Biden’s pitch: tackling climate change will create lots of jobs
Biden’s pitch: tackling climate change will create lots of jobs
Tackling climate change will create a lot of economic opportunity and a lot of jobs. That’s been one of President Biden’s central messages at the two-day virtual Climate Summit hosted by the White House this week –– and throughout the first few months of his presidency.
“Within our climate response lies an extraordinary engine of job creation and economic opportunity ready to be fired up,” Biden said in remarks this week. “That’s why I’ve proposed a huge investment in American infrastructure and American innovation to tap the economic opportunity that climate change presents our workers and our communities.”.

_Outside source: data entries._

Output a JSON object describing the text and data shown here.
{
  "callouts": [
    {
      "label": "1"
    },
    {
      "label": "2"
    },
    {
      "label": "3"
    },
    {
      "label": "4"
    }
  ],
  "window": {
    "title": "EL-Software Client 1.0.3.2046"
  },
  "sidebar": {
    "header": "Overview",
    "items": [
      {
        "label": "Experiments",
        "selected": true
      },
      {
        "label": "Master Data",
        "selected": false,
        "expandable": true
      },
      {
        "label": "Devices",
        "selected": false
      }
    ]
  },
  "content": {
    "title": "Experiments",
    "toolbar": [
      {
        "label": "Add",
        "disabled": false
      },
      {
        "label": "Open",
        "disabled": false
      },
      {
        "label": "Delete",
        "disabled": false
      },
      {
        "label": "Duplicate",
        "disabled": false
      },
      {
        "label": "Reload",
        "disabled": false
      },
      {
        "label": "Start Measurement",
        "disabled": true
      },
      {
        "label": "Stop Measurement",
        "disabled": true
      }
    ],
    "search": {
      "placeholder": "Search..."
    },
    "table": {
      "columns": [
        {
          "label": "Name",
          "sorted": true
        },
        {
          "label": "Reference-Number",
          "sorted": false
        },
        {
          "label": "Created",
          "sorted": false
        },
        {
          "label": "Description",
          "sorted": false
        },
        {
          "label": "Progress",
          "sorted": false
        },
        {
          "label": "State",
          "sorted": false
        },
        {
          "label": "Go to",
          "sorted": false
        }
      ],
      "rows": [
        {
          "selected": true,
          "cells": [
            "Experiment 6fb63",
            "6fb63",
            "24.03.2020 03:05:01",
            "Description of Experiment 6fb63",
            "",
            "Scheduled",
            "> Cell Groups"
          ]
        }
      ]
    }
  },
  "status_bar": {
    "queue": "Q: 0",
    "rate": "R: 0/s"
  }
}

If the government does what Biden is proposing, and spends billions –– or trillions –– of dollars on clean energy, infrastructure and other initiatives to address climate change, it will be “a major new engine of job opportunities,” said Robert Pollin, co-director of the Political Economy Research Institute at the University of Massachusetts Amherst. “Across all sectors of the economy.”
But many of the new jobs being created in clean energy, in particular, are not being created in the same places where oil, coal and natural gas jobs are being lost, said Jason Walsh, executive director of the BlueGreen Alliance, a coalition of labor unions and environmental organizations.
“A solar job being created in California does not replace a coal economy job in eastern Kentucky,” Walsh said. “So we have to be very intentional and targeted about pushing investment into the communities that have been on the hurting end of this energy transition.“
What does that look like?
“It includes 100% pension guarantees, it includes reemployment guarantees –– not just job training, not just relocation, not just empty promises, a guaranteed job, and the job has to pay the level that the current job pays, at least for a few years,” Pollin said.
In East Kentucky, coal mining jobs are often the highest paying jobs, especially for people with a high school education. But they’ve also been dwindling for years.
“We had a mono-economy here for more than 100 years, and resource extraction economies drain a place,” said Peter Hille of the Mountain Association, a nonprofit focused on community development in the state.
“If we task ourselves to say, ‘Well, how can we replace that $80,000-a-year job for somebody that still has only the same amount of education?’ That’s a mighty steep lift. But I think it’s also the wrong question. The question is: How do we create a more diverse economy so that when anybody loses a job, they’ve got multiple options?”